I suspect that the Bluetooth radio is being driven especially hard in these fringe reception instances to keep the connection with the car alive if at all possible. I don't know the specifics of the Android BT API nor the Tesla app's internal code, but I think there is something the Tesla app does in an attempt to make its BT connection with the car more robust compared to most other BT device pairings. This is actually a bad thing when it comes to unnecessary distant/fringe reception and needless power draw. I want the BT connection to work for Phone Key when I'm near to the vehicle, but otherwise it's fine being disconnected and using other data channels like Wi-Fi and cellular data to remotely control the car.


----------



## Ed Woodrick (May 26, 2018)

forumer said:


> I realize this thread has aged some, but I have seen the same massive battery drain as harrison987, including negligible or even negative charge rates on lesser powered chargers, and wanted to share some details.
> 
> I've been able to readily reproduce this behavior since December 2018 when I first started using the Bluetooth Phone Key feature on a new Model 3. The phone being used is a Nexus 5X running Android 8.1.0 with Google Fi as the service provider (often using T-Mobile at home). It's of course not the newest phone hardware or Android OS, but it's a clean Google OS image without carrier bloatware/mods and the battery is still in excellent shape - Holding a charge well for my typical daily use.
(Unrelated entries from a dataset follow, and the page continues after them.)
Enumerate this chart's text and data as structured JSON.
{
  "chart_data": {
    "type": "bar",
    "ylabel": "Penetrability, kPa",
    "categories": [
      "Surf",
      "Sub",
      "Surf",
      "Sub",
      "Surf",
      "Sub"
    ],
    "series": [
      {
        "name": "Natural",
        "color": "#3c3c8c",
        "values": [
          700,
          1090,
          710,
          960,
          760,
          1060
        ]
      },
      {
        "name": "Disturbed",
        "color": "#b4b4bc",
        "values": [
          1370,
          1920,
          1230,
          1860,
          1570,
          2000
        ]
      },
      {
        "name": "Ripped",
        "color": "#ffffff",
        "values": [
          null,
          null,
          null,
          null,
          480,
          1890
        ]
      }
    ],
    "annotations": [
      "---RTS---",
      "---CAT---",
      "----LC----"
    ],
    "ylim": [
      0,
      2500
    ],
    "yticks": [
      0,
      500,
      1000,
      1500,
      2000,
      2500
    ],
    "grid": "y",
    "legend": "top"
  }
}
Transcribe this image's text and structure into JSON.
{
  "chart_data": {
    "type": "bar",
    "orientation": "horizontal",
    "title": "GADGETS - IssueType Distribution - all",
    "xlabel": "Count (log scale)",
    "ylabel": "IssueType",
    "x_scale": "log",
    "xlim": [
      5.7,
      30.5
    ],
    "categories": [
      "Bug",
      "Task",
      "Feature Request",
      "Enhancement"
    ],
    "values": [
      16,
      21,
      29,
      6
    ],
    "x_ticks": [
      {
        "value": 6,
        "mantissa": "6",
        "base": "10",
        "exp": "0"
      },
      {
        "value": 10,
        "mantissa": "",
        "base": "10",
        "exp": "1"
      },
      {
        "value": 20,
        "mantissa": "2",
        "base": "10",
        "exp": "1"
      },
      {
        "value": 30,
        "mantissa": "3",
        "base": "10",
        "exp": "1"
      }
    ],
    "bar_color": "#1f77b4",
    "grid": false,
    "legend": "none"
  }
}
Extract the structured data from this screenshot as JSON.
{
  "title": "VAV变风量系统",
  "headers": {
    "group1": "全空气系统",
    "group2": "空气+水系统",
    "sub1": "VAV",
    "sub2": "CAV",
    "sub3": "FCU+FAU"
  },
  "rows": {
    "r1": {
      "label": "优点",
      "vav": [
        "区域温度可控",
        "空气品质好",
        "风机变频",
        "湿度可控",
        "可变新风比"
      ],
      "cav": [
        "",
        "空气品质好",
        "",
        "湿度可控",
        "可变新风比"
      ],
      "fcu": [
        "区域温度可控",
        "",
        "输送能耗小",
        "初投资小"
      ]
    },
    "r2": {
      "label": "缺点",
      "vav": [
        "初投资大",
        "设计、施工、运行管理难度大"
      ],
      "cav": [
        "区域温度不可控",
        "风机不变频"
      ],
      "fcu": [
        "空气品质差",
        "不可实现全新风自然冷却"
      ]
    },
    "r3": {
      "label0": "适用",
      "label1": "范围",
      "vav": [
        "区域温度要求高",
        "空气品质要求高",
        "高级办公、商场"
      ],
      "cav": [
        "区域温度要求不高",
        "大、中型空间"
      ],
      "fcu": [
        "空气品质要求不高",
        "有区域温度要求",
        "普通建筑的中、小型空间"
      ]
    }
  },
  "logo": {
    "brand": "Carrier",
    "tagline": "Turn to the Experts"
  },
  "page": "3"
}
That is until I start using the Tesla app's Phone Key feature.
> 
> ...


Is it paired for key and audio or just the key? Drop the audio if it is, then check the draw. If it is still high, disconnect it totally and then pair with a Bluetooth headset or any other Bluetooth device and check the draw.


----------



## forumer (Feb 23, 2019)

Ed Woodrick said:


> Is it paired for key and audio or just the key? Drop the audio if it is, then check the draw. If it is still high, disconnect it totally and then pair with a Bluetooth headset or any other Bluetooth device and check the draw.


Currently the phone is paired for both key and audio, but a while ago it was only paired for key and if I recall correctly I still saw the high power draw. I'd have to go back and retest to be certain though. However, I can confidently say that in the fringe reception instances I mentioned above, if anything is showing as connected at a large, seemingly absurd distance it is the key in the Tesla app, not the audio device instance in the Android BT settings. And no, I have never seen such a power draw issue with this phone and any other BT devices, past or present.


----------